Further, we note that traditional and fundamental standards of due process require that an accused person must be allowed to make out his defense to the state's charges. Chambers v. Miss., 410 U.S. 284, 93 S. Ct. 1038, 35 L. Ed. 2d 297 (1973). We find it fundamentally unfair to allow the state in an instance of joinder to introduce evidence of similar crimes and thereby infer that defendant is the culprit, yet not let the defendant create a countervailing inference. For these reasons, we find that the trial court abused its discretion in limiting counsel's examination as to the child rapes after he had been arrested and placed in jail.

For the reasons assigned, the defendant's convictions are reversed and the case is remanded for a new trial in accordance with this decision.


MARCUS, J., dissents.


[*] Marcus, J., would grant a rehearing. Lemmon, J., concurs in the denial of rehearing.

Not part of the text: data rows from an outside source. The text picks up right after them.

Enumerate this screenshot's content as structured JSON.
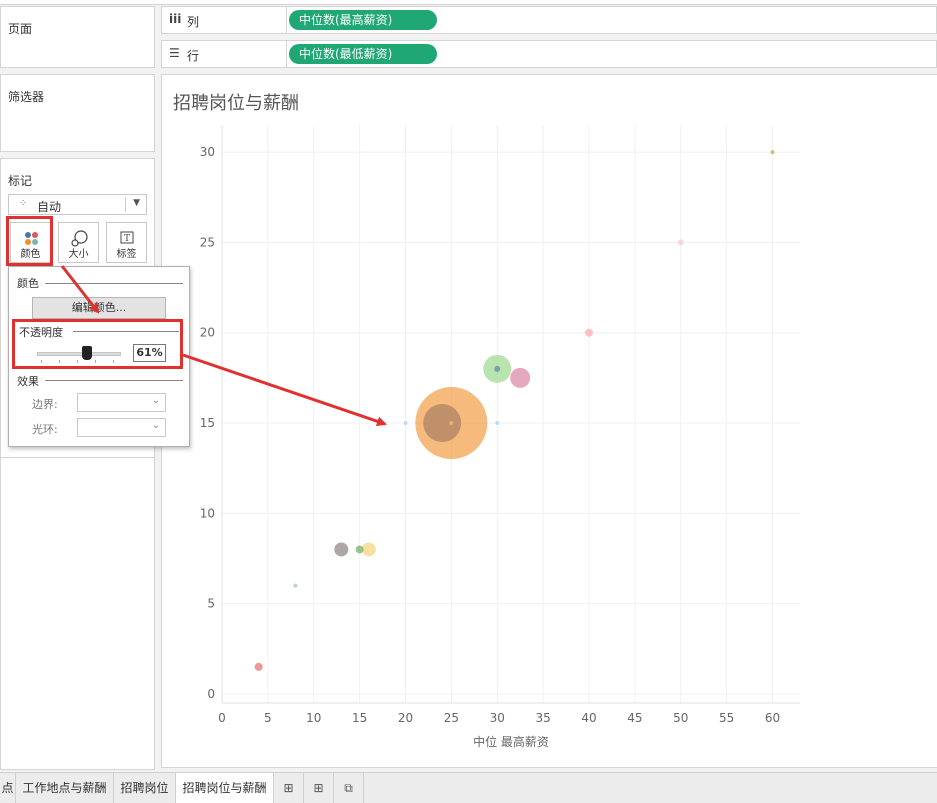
{
  "sidebar": {
    "pages_title": "页面",
    "filters_title": "筛选器",
    "marks_title": "标记",
    "mark_type": "自动",
    "buttons": [
      {
        "label": "颜色",
        "icon": "color-dots-icon"
      },
      {
        "label": "大小",
        "icon": "size-icon"
      },
      {
        "label": "标签",
        "icon": "label-T-icon"
      }
    ]
  },
  "shelves": {
    "columns": {
      "label": "列",
      "icon": "columns-icon",
      "pill": "中位数(最高薪资)"
    },
    "rows": {
      "label": "行",
      "icon": "rows-icon",
      "pill": "中位数(最低薪资)"
    }
  },
  "color_popup": {
    "color_section": "颜色",
    "edit_colors_button": "编辑颜色...",
    "opacity_section": "不透明度",
    "opacity_value": "61%",
    "opacity_fraction": 0.61,
    "effects_section": "效果",
    "border_label": "边界:",
    "halo_label": "光环:"
  },
  "chart_data": {
    "type": "scatter",
    "title": "招聘岗位与薪酬",
    "xlabel": "中位 最高薪资",
    "ylabel": "",
    "xlim": [
      0,
      63
    ],
    "ylim": [
      -0.5,
      31.5
    ],
    "xticks": [
      0,
      5,
      10,
      15,
      20,
      25,
      30,
      35,
      40,
      45,
      50,
      55,
      60
    ],
    "yticks": [
      0,
      5,
      10,
      15,
      20,
      25,
      30
    ],
    "grid": true,
    "opacity": 0.61,
    "points": [
      {
        "x": 25,
        "y": 15,
        "size": 36,
        "color": "#f28e2b"
      },
      {
        "x": 24,
        "y": 15,
        "size": 19,
        "color": "#9c755f"
      },
      {
        "x": 30,
        "y": 18,
        "size": 14,
        "color": "#8cd17d"
      },
      {
        "x": 32.5,
        "y": 17.5,
        "size": 10,
        "color": "#d37295"
      },
      {
        "x": 30,
        "y": 18,
        "size": 3,
        "color": "#4e79a7"
      },
      {
        "x": 20,
        "y": 15,
        "size": 2,
        "color": "#a0cbe8"
      },
      {
        "x": 30,
        "y": 15,
        "size": 2,
        "color": "#a0cbe8"
      },
      {
        "x": 25,
        "y": 15,
        "size": 2,
        "color": "#f1ce63"
      },
      {
        "x": 13,
        "y": 8,
        "size": 7,
        "color": "#79706e"
      },
      {
        "x": 16,
        "y": 8,
        "size": 7,
        "color": "#f1ce63"
      },
      {
        "x": 15,
        "y": 8,
        "size": 4,
        "color": "#59a14f"
      },
      {
        "x": 4,
        "y": 1.5,
        "size": 4,
        "color": "#e15759"
      },
      {
        "x": 8,
        "y": 6,
        "size": 2,
        "color": "#86bcb6"
      },
      {
        "x": 40,
        "y": 20,
        "size": 4,
        "color": "#ff9d9a"
      },
      {
        "x": 50,
        "y": 25,
        "size": 3,
        "color": "#fabfd2"
      },
      {
        "x": 60,
        "y": 30,
        "size": 2,
        "color": "#b6992d"
      }
    ]
  },
  "bottom_tabs": [
    "点",
    "工作地点与薪酬",
    "招聘岗位",
    "招聘岗位与薪酬"
  ],
  "active_tab": "招聘岗位与薪酬",
  "bottom_icons": [
    "new-worksheet-icon",
    "new-dashboard-icon",
    "new-story-icon"
  ]
}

[*] Honorable Richard H. Gauthier participated in this decision as Associate Justice Ad Hoc.

[1] Compare C.Cr.P. art. 493, which reads as follows, with the federal rule, 8(a):

"Art. 493. Joinder of Offenses. Two or more offenses may be charged in the same indictment or information in a separate count for each offense if the offenses charged, whether felonies or misdemeanors, are of the same or similar character or are based on the same act or transaction or on two or more acts or transactions connected together or constituting parts of a common scheme or plan; provided that the offenses joined must be triable by the same mode of trial." Amended by Acts 1975, No. 528, § 2.

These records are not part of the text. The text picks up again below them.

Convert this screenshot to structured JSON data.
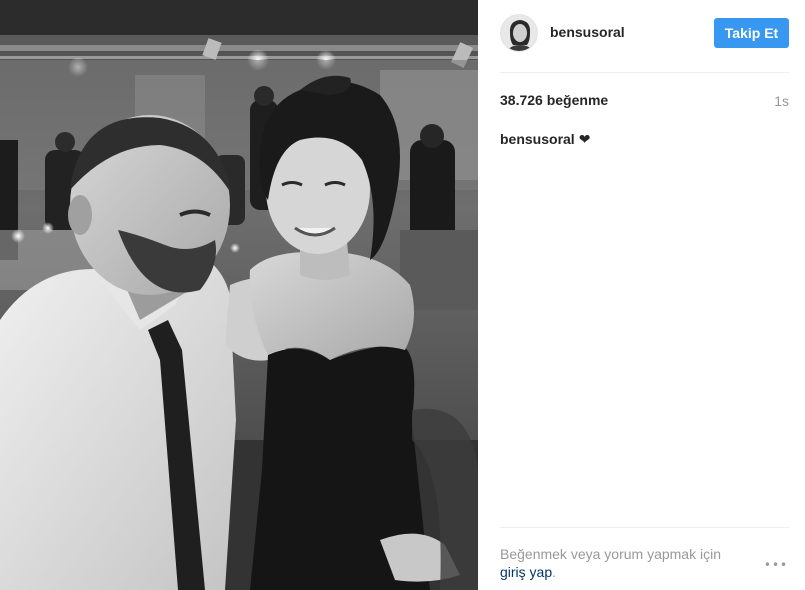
{
  "post": {
    "photo_alt": "Siyah beyaz fotoğraf",
    "header": {
      "username": "bensusoral",
      "follow_label": "Takip Et"
    },
    "stats": {
      "likes": "38.726 beğenme",
      "time": "1s"
    },
    "caption": {
      "username": "bensusoral",
      "text": "❤"
    },
    "footer": {
      "login_prompt": "Beğenmek veya yorum yapmak için",
      "login_link": "giriş yap",
      "login_suffix": ".",
      "more_label": "•••"
    }
  },
  "colors": {
    "accent": "#3897f0",
    "link": "#003569",
    "muted": "#999999",
    "text": "#262626",
    "divider": "#efefef"
  },
  "icons": [
    "avatar",
    "heart-icon",
    "more-options-icon"
  ]
}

Rule 8(a) of the Federal Rules of Criminal Procedure provides as follows:

"Two or more offenses may be charged in the same indictment or information in a separate count for each offense if the offenses charged, whether felonies or misdemeanors or both, are of the same or similar character or are based on the same act or transaction or on two or more acts or transactions connected together or constituting parts of a common scheme or plan."

[2] Our provision read as follows:

"Art. 495.1. Severance of offenses. The court, on application of the prosecuting attorney, or on application of the defendant shall grant a severance of offenses whenever: (a) if before trial, it is deemed appropriate to promote a fair determination of the defendant's guilt or innocence of each offense; or (b) if during the trial upon consent of the defendant, it is deemed necessary to achieve a fair determination of the defendant's guilt or innocence of each offense. The Court shall consider whether, in view of the number of offenses charged and the complexity of the evidence to be offered, the trier of fact will be able to distinguish the evidence and apply the law intelligently as to each offense." Added by Acts 1975, No. 528, § 3 (amended).

The federal rule was:

"If it appears that a defendant or the government is prejudiced by a joinder of offenses or of defendants in an indictment or information or by such joinder for trial together, the court may order an election or separate trials of counts, grant a severance of defendants or provide whatever other relief justice requires."

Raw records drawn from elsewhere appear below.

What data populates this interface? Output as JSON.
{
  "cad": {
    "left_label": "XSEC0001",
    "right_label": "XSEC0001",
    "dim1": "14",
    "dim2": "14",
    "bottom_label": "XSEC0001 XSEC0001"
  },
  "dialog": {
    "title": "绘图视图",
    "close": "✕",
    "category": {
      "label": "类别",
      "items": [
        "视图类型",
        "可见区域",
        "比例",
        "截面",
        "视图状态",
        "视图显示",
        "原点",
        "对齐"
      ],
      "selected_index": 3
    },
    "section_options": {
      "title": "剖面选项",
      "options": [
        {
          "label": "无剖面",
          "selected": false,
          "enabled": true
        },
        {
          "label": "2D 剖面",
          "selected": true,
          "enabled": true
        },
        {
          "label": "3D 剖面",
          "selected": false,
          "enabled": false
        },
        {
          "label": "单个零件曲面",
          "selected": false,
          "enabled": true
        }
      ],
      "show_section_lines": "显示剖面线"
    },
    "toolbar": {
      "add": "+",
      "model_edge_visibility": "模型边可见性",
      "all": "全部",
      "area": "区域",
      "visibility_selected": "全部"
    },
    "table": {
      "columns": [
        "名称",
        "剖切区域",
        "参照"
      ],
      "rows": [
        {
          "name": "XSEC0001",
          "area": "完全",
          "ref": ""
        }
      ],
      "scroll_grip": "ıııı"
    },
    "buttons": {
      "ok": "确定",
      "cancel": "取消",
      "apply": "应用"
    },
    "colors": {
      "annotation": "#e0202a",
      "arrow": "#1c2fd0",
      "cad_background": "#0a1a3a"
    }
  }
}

[3] "Art. 495.1. Severance of offenses. If it appears that a defendant or the state is prejudiced by a joinder of offenses in an indictment or bill of information or by such joinder for trial together, the court may order separate trials, grant a severance of offenses, or provide whatever other relief justice requires." Added by Acts 1975, No. 528, § 3. Amended by Acts 1978, No. 466, § 1.

[4] Judge Clark gave only the following instruction:

"This defendant is charged with four counts of Attempted Aggravated Rape. You may render any combination of verdicts you find appropriate from the law and evidence. You are not obligated to find the defendant guilty on all counts or not guilty on all counts. You may find the defendant guilty on all counts or not guilty on all counts, or you may find any possible combinations of guilty verdicts to each count, or you may find the defendant not guilty on one count and return one of the possible guilty verdicts on the other counts.

"More simply stated, you should return the verdict as to each count you feel the facts and the law dictate. However, you are to reach one separate verdict as to each of the four counts."